ジブリの絵職人男鹿和雄展

昼一時半頃だったか外出してスポーツクラブへ行って約四十五分間ばかり大いに鍛えて帰宅したあと、遅めの昼食を摂ってから再び外出し、夕方五時頃から、三之丸堀之内の愛媛県美術館で開催中の「ジブリの絵職人 男鹿和雄展-トトロの森を描いた人。」を観照。「平成狸合戦ぽんぽこ」資料の展示まで見終えて「おもひでぽろぽろ」資料の展示場所へ達したところで、生憎、閉館時間の六時になった。館内二階の全展示室にわたり六百五十点もの資料が展示されているようなので、全てをよく観照するには長時間を要する。まだ半分も見ていないので、続きは来年にでも見に来よう。

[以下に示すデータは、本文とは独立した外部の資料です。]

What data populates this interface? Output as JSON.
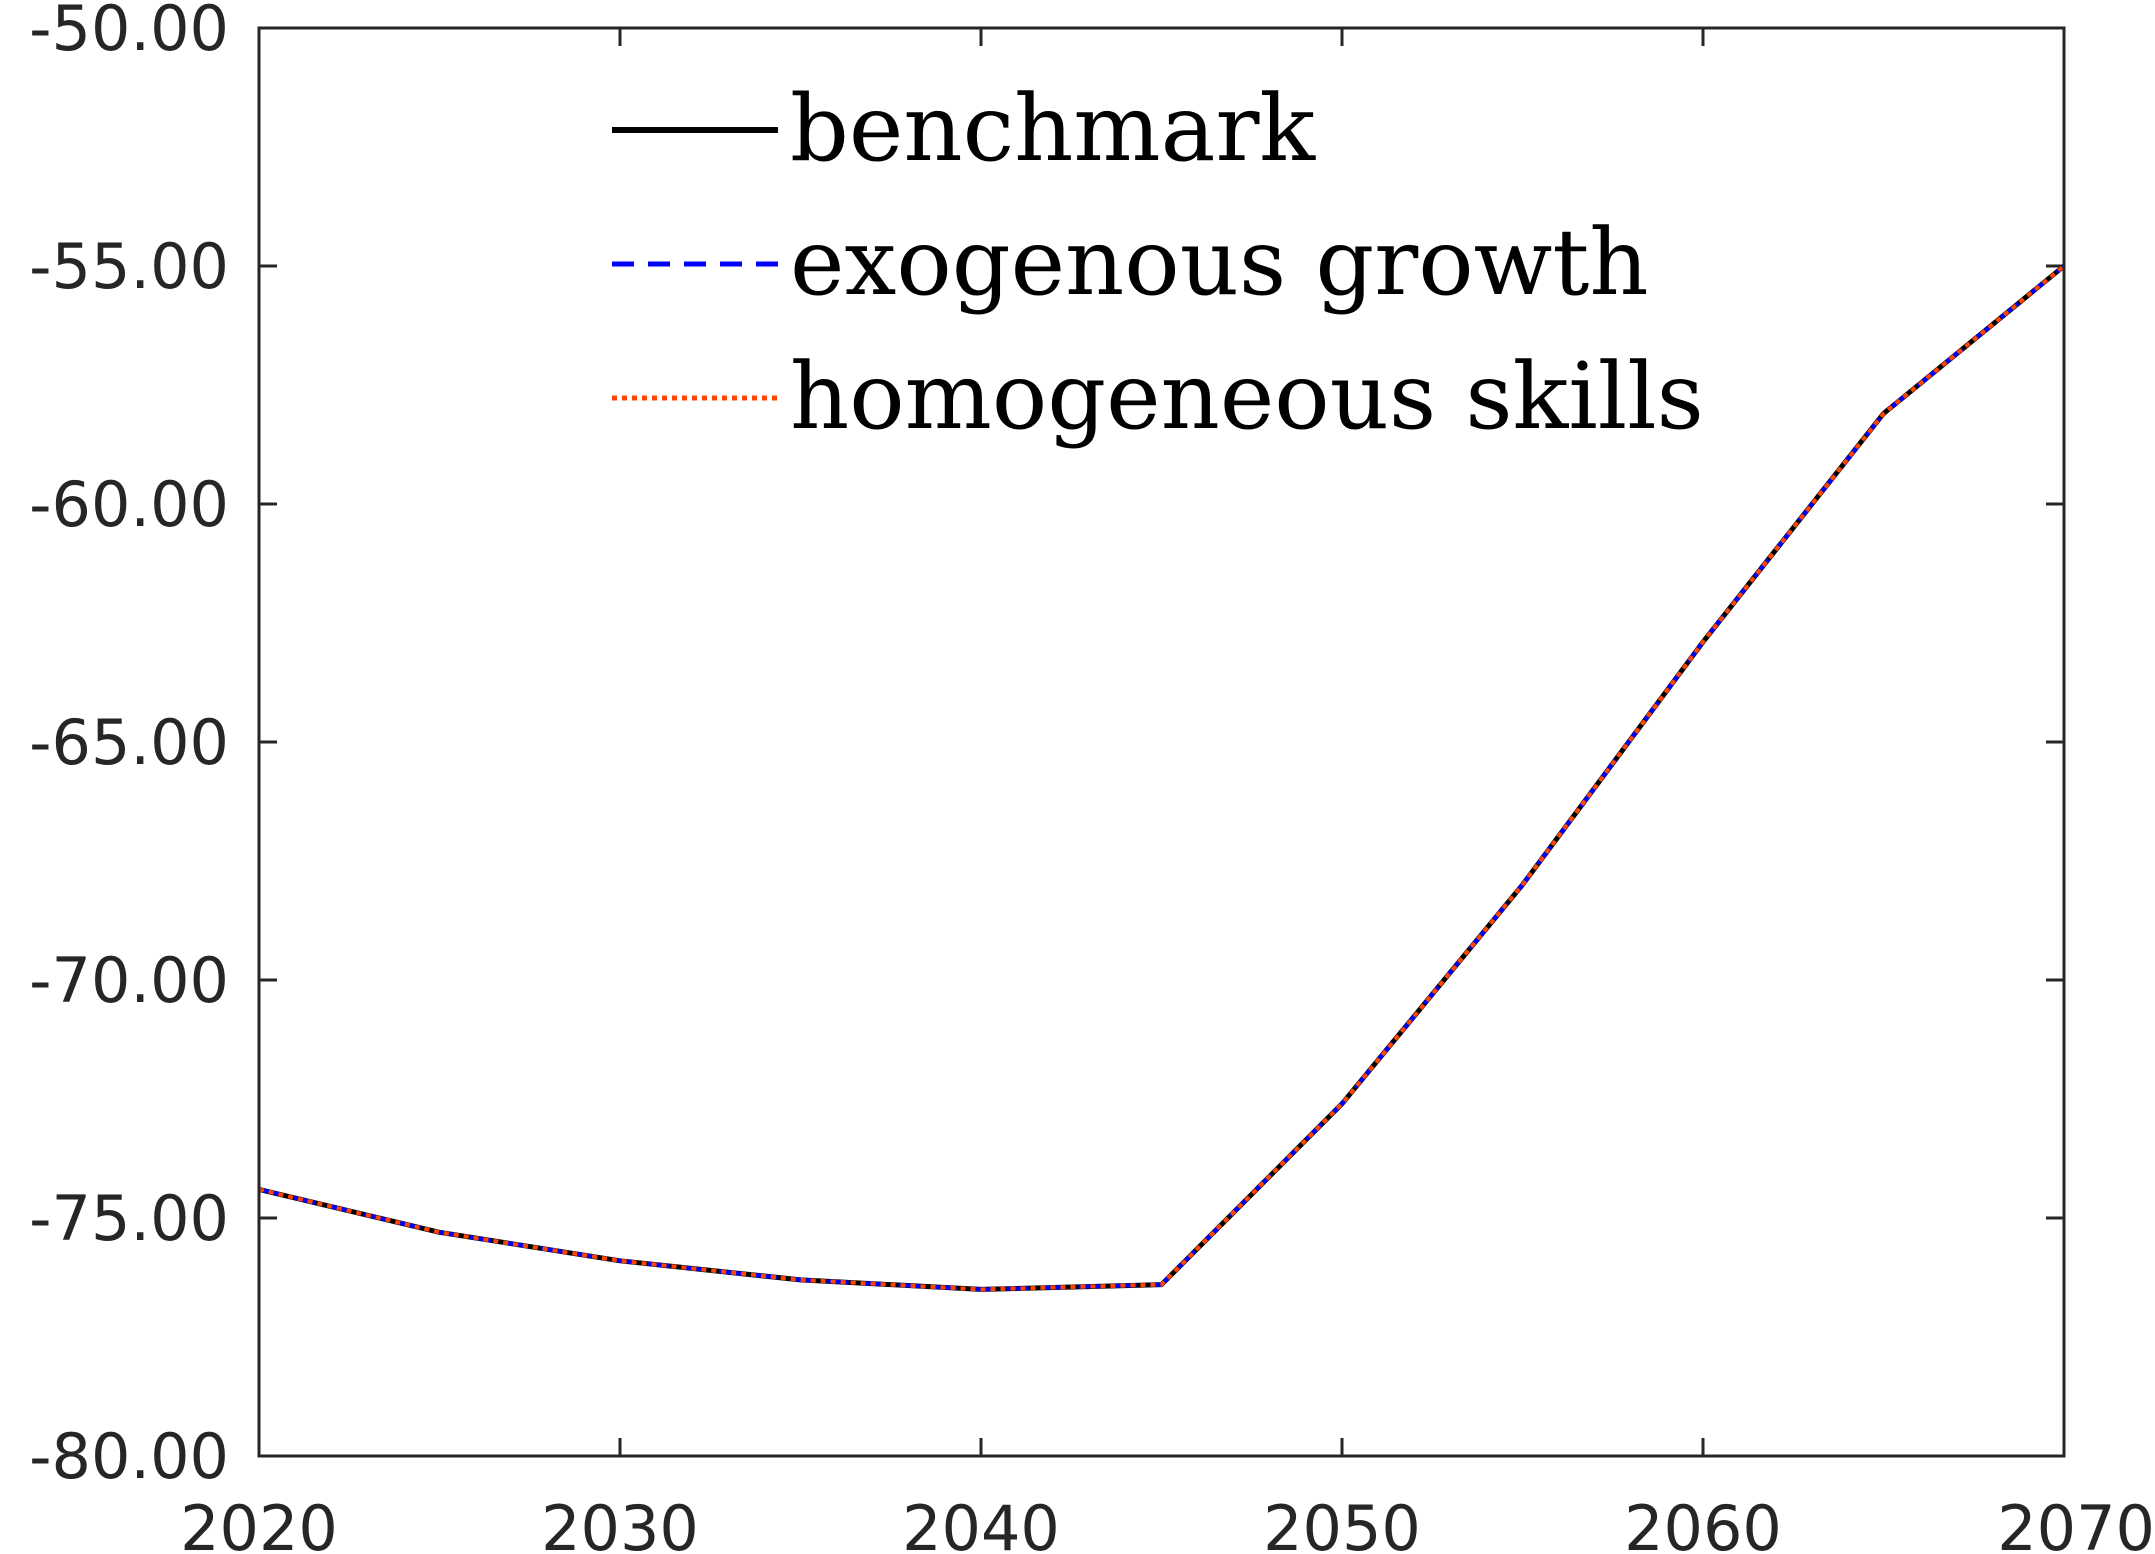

それにしても、アニメ映画における一枚の背景画を制作するにも、先ずは設定が鉛筆で描かれ、スケッチも制作され、試作品(「美術ボード」)が驚くべき完成度で制作されて、監督の判断を仰いでいるわけで、大変な手間をかけている。しかも、そうして制作された一枚の背景画は映画の中では数秒間しか使用されない。一本の映画に使用されるそうした背景画の枚数は凄まじい数に上るはずだが、今回の展覧会に出品された作品資料群を見ると一枚一枚の几帳面なまでの完成度の高さには驚かざるを得ない。展覧会名にも「ジブリの絵職人」とあるが、男鹿和雄の職人芸に近いものを美術史上に求めるなら安土桃山時代狩野派を挙げてよいのではないだろうか。実際、展示されていた背景画の中には、狩野派の筆法をかすかに連想させる筆致の風景画も見られた。日本の芸術の伝統は日展院展よりもアニメにおいて継承されているのかもしれない。